Andrea Santoro (7 September 1945, in Priverno, Italy 5 February 2006, in Trabzon, Turkey) was a Roman Catholic priest in Turkey, murdered in Trabzon where he served as a member of the Catholic Church's Fidei donum missionary program.

The murder was one of Turkey's high-profile anti-Christian incidents, along with the murder of Armenian journalist Hrant Dink and the Zirve Publishing House murders that focused attention on hate crimes in Turkey.[1]

Murder

On 5 February 2006, Santoro was shot dead from behind while kneeling in prayer in the Santa Maria Church. A witness heard the perpetrator shouting "Allahu Akbar".[2][3]

Perpetrator

Oğuzhan Akdin, a 16-year-old high school student, was arrested two days after the shooting, carrying a 9mm pistol. An investigation by the U.S. Air Force Office of Special Investigations on stolen weaponry revealed that this gun had been part of a batch of guns that the United States had given to the Iraqi army but which had gone missing.[4] The student told police he had been influenced by the Jyllands-Posten Muhammad cartoons controversy.[5] The murder was preceded by massive anti-Christian propaganda in the Turkish popular press.[6] In the three months before his murder, Santoro's telephone had been tapped by the Turkish police in Trabzon.[7]

Aftermath

At Santoro's funeral at the Basilica of St.

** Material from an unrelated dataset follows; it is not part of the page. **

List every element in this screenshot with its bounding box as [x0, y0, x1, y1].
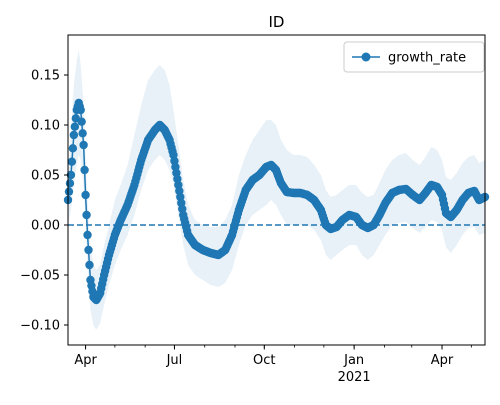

John Lateran, Cardinal Camillo Ruini, the vicar of the Diocese of Rome, mentioned in his homily that the possible beatification process for Santoro may be opened after February 2011. His assassination is marked annually by the Don Andrea Santoro Association, which is organized in part by Cardinal Angelo De Donatis, the Vicar General of Rome and a seminary classmate of Santoro.[8]

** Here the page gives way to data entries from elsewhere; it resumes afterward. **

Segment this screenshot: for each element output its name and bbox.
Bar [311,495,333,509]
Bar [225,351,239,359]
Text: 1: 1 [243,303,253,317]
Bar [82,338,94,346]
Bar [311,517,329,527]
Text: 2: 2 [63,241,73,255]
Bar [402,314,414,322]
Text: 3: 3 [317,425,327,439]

Pope Benedict XVI recalled his martyrdom in his homily at the Shrine of Meryem Ana Evi (House of the Virgin Mary) in Ephesus on 29 November 2006.[9]

As the murderer of Armenian-Turkish journalist Hrant Dink also came from Trabzon and was also under 18 years of age, Turkish police were investigating possible connections between the slayings of Santoro and Dink.[10] On 10 October 2006, Oğuzhan Akdin was sentenced to 18 years, 10 months, and 20 days in prison for "premeditated murder" by a juvenile court in Trabzon.[11] According to head of the local Catholic administration, the Apostolic Vicariate of Anatolia, Bishop Luigi Padovese, neither the killer nor his mother showed any remorse during the trial.[12] In October 2007, Turkey's Court of Appeals affirmed the jail sentence for Santoro's killer.[3] Following the 2016 Turkish coup d'état attempt, the killer was released from jail after serving less than 10 years of his sentence.[13]